Gregos para a Madalena.

Isto é provavelmente a coisa mais reconhecidamente snob que eu faço, mais esquerda-caviar lisboeta que me havia valer ser gozado pelos orgulhosos iletrados que pululam em todas as famílias dos países onde não se lê... mas estou-me a cagar, já o fazia na minha cabeça antes da criança ter cabeça para as receber (https://www.publico.pt/2016/03/07/p3/cronica/do-mentir-as-criancinhas-1825511) e agora que a tem, já o faço a sério.
À noite quando a tua irmã não está quem lê a história sou eu, comigo são sempre clássicos dos Grimm e do Perrault nas versões medonhas do volume que tive de mandar reencardenar à força de nos terem sido lidos, a mim e à minha irmã, que às vezes a assustam e a fazem chorar, mas isto discuti eu com a madrinha pedagoga antes dela ser sequer projecto e concluímos pela função social do conto infantil assustador, por mais chocante que seja para a nossa supostamente pacificada sociedade... o perigo espreita e as crias têm de ser preparadas para o perigo. Desenhar-lhes um mundo cor-de-rosinha delico-doce é como dar-lhes gomas de pequeno-almoço: é fácil e simpático, mas ligeiramente criminoso.
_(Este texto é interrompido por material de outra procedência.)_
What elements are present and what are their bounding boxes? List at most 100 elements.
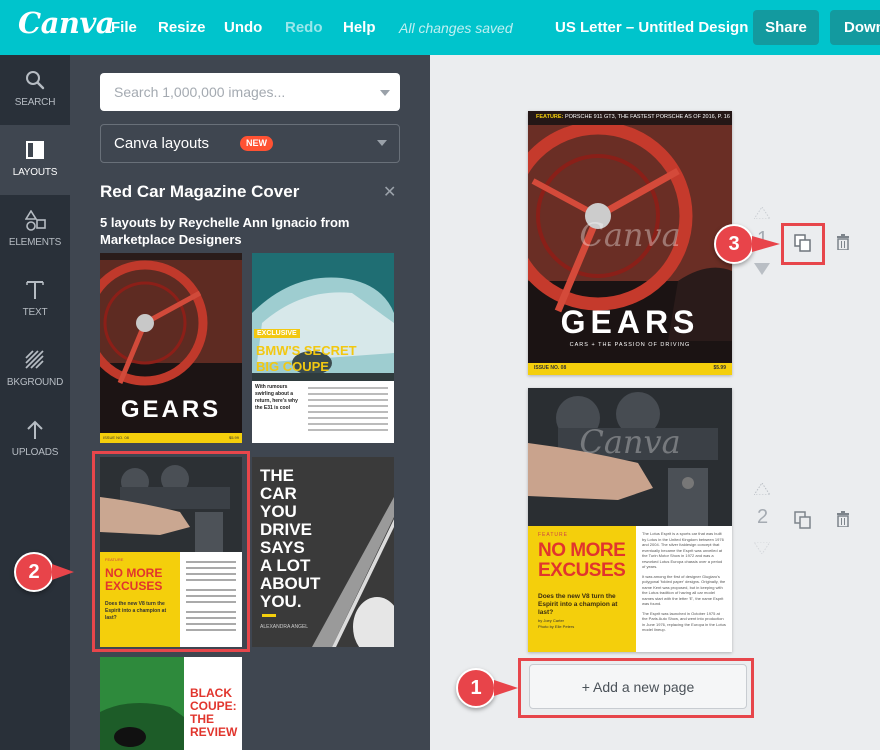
menu-file[interactable]: File	[111, 19, 137, 36]
rail-text-label: TEXT	[22, 307, 48, 318]
move-down-icon[interactable]	[754, 542, 770, 554]
page-1-price[interactable]: $5.99	[713, 365, 726, 371]
move-down-icon[interactable]	[754, 263, 770, 275]
thumb-bmw-headline-1: BMW'S SECRET	[256, 343, 357, 358]
thumb-car-drive-line: DRIVE	[260, 520, 312, 539]
rail-background-label: BKGROUND	[6, 377, 64, 388]
save-status: All changes saved	[399, 20, 513, 36]
thumb-car-drive-line: CAR	[260, 484, 297, 503]
page-2-byline-1[interactable]: by Joey Carter	[538, 618, 564, 623]
layouts-icon	[26, 141, 44, 159]
thumb-gears-issue: ISSUE NO. 08	[103, 435, 129, 440]
page-2-deck[interactable]: Does the new V8 turn the Espirit into a …	[538, 593, 632, 617]
rail-elements[interactable]: ELEMENTS	[0, 195, 70, 265]
page-1-subtitle[interactable]: CARS + THE PASSION OF DRIVING	[528, 342, 732, 348]
left-rail: SEARCH LAYOUTS ELEMENTS TEXT BKGROUND UP…	[0, 55, 70, 750]
thumb-car-drive-line: A LOT	[260, 556, 311, 575]
rail-background[interactable]: BKGROUND	[0, 335, 70, 405]
page-2-body-paragraph: It was among the first of designer Giugi…	[642, 573, 726, 607]
watermark: Canva	[579, 423, 681, 461]
layout-thumb-bmw[interactable]: EXCLUSIVE BMW'S SECRET BIG COUPE With ru…	[252, 253, 394, 443]
page-2-byline-2[interactable]: Photo by Elle Peters	[538, 624, 574, 629]
page-2-body-paragraph: The Esprit was launched in October 1975 …	[642, 610, 726, 633]
background-icon	[25, 350, 44, 369]
rail-elements-label: ELEMENTS	[8, 237, 62, 248]
page-2-headline-1[interactable]: NO MORE	[538, 541, 626, 561]
page-2-headline-2[interactable]: EXCUSES	[538, 561, 626, 581]
download-button[interactable]: Down	[830, 10, 880, 45]
thumb-bmw-teaser: With rumours swirling about a return, he…	[255, 384, 298, 411]
search-input[interactable]	[100, 73, 370, 111]
thumb-bmw-headline-2: BIG COUPE	[256, 359, 329, 374]
page-1-issue[interactable]: ISSUE NO. 08	[534, 365, 566, 371]
thumb-black-coupe-text: BLACK COUPE: THE REVIEW	[190, 687, 237, 739]
callout-2: 2	[14, 552, 54, 592]
watermark: Canva	[579, 216, 681, 254]
menu-redo[interactable]: Redo	[285, 19, 323, 36]
page-2[interactable]: Canva FEATURE NO MORE EXCUSES Does the n…	[528, 388, 732, 652]
thumb-car-drive-line: THE	[260, 466, 294, 485]
thumb-car-drive-byline: ALEXANDRA ANGEL	[260, 624, 309, 630]
rail-uploads[interactable]: UPLOADS	[0, 405, 70, 475]
document-title[interactable]: US Letter – Untitled Design	[555, 19, 748, 36]
search-icon	[26, 71, 45, 90]
rail-search-label: SEARCH	[14, 97, 56, 108]
layouts-panel: Canva layouts NEW Red Car Magazine Cover…	[70, 55, 430, 750]
layout-thumb-black-coupe[interactable]: BLACK COUPE: THE REVIEW	[100, 657, 242, 750]
page-2-feature[interactable]: FEATURE	[538, 532, 568, 538]
callout-pointer	[494, 680, 518, 696]
menu-resize[interactable]: Resize	[158, 19, 206, 36]
callout-pointer	[752, 236, 780, 252]
move-up-icon[interactable]	[754, 483, 770, 495]
rail-text[interactable]: TEXT	[0, 265, 70, 335]
thumb-car-drive-text: THE CAR YOU DRIVE SAYS A LOT ABOUT YOU.	[260, 467, 320, 611]
layouts-dropdown-label: Canva layouts	[114, 135, 210, 152]
thumb-gears-price: $5.99	[228, 435, 239, 440]
text-icon	[26, 281, 44, 299]
page-1-banner-text: PORSCHE 911 GT3, THE FASTEST PORSCHE AS …	[564, 114, 730, 120]
callout-3: 3	[714, 224, 754, 264]
chevron-down-icon	[377, 140, 387, 146]
close-icon[interactable]: ✕	[383, 182, 396, 202]
thumb-car-drive-line: YOU	[260, 502, 297, 521]
layouts-dropdown[interactable]: Canva layouts NEW	[100, 124, 400, 163]
page-2-number: 2	[757, 506, 769, 528]
layout-thumb-gears[interactable]: GEARS ISSUE NO. 08 $5.99	[100, 253, 242, 443]
thumb-black-coupe-line: REVIEW	[190, 725, 238, 739]
move-up-icon[interactable]	[754, 207, 770, 219]
rail-search[interactable]: SEARCH	[0, 55, 70, 125]
callout-pointer	[52, 564, 74, 580]
menu-help[interactable]: Help	[343, 19, 376, 36]
selected-layout-highlight	[92, 451, 250, 652]
callout-1: 1	[456, 668, 496, 708]
top-bar: Canva File Resize Undo Redo Help All cha…	[0, 0, 880, 55]
page-1[interactable]: FEATURE: PORSCHE 911 GT3, THE FASTEST PO…	[528, 111, 732, 375]
image-search	[100, 73, 400, 111]
delete-page-icon[interactable]	[836, 234, 850, 250]
duplicate-page-icon[interactable]	[794, 511, 812, 529]
new-badge: NEW	[240, 136, 273, 151]
chevron-down-icon[interactable]	[380, 90, 390, 96]
page-2-body[interactable]: The Lotus Esprit is a sports car that wa…	[642, 531, 726, 633]
uploads-icon	[27, 420, 43, 439]
duplicate-page-icon[interactable]	[794, 234, 812, 252]
page-1-banner: FEATURE: PORSCHE 911 GT3, THE FASTEST PO…	[536, 114, 730, 120]
thumb-bmw-tag: EXCLUSIVE	[254, 329, 300, 338]
page-1-title[interactable]: GEARS	[528, 304, 732, 341]
thumb-gears-title: GEARS	[120, 396, 222, 423]
rail-uploads-label: UPLOADS	[11, 447, 59, 458]
delete-page-icon[interactable]	[836, 511, 850, 527]
rail-layouts-label: LAYOUTS	[12, 167, 58, 178]
thumb-car-drive-line: YOU.	[260, 592, 302, 611]
page-1-banner-feature: FEATURE:	[536, 114, 564, 120]
canva-logo[interactable]: Canva	[18, 6, 115, 40]
add-new-page-button[interactable]: + Add a new page	[529, 664, 747, 709]
menu-undo[interactable]: Undo	[224, 19, 262, 36]
accent-bar	[262, 614, 276, 617]
panel-subtitle: 5 layouts by Reychelle Ann Ignacio from …	[100, 215, 350, 247]
share-button[interactable]: Share	[753, 10, 819, 45]
page-2-body-paragraph: The Lotus Esprit is a sports car that wa…	[642, 531, 724, 569]
rail-layouts[interactable]: LAYOUTS	[0, 125, 70, 195]
layout-thumb-car-drive[interactable]: THE CAR YOU DRIVE SAYS A LOT ABOUT YOU. …	[252, 457, 394, 647]
thumb-car-drive-line: ABOUT	[260, 574, 321, 593]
Mas depois temos a manhã.. e ela logo que abre os olhos e assenta a peidola no banco da cozinha para comer o dela exige história novamente... a tua irmã que é uma rapariga organizada deve ter tempo (imagino eu, que por essa hora ou já saí ou ainda estou a dormir normalmente) há de ter tempo para pegar num “Uma Aventura..” e ler-lhe, mas eu muito do multitasking pela manhã tenho as mãos ocupadas e histórias de cór só as dos gregos antigos:
A dupla Dédalo e Ícaro é um clássico só nosso com que já levou catorze vezes, o rei Minos o Minotauro Teseu e Ariadne são muito personagens cá de casa, apesar de ainda lhe continuar a esconder o destino do pai Egeu (introduzir já a ideia de suicídio parece-me demasiado brutal); hoje foi a Deméter, a Perséfone e o Hades e a explicação grega para as estações do ano.
Eu sei que isto não é “estatisticamente normal”, mas nem orgulho imerecido nem vergonha desnecessária, cá em casa é assim, os incomodados podem sempre ir (mas muito mesmo) para o caralho.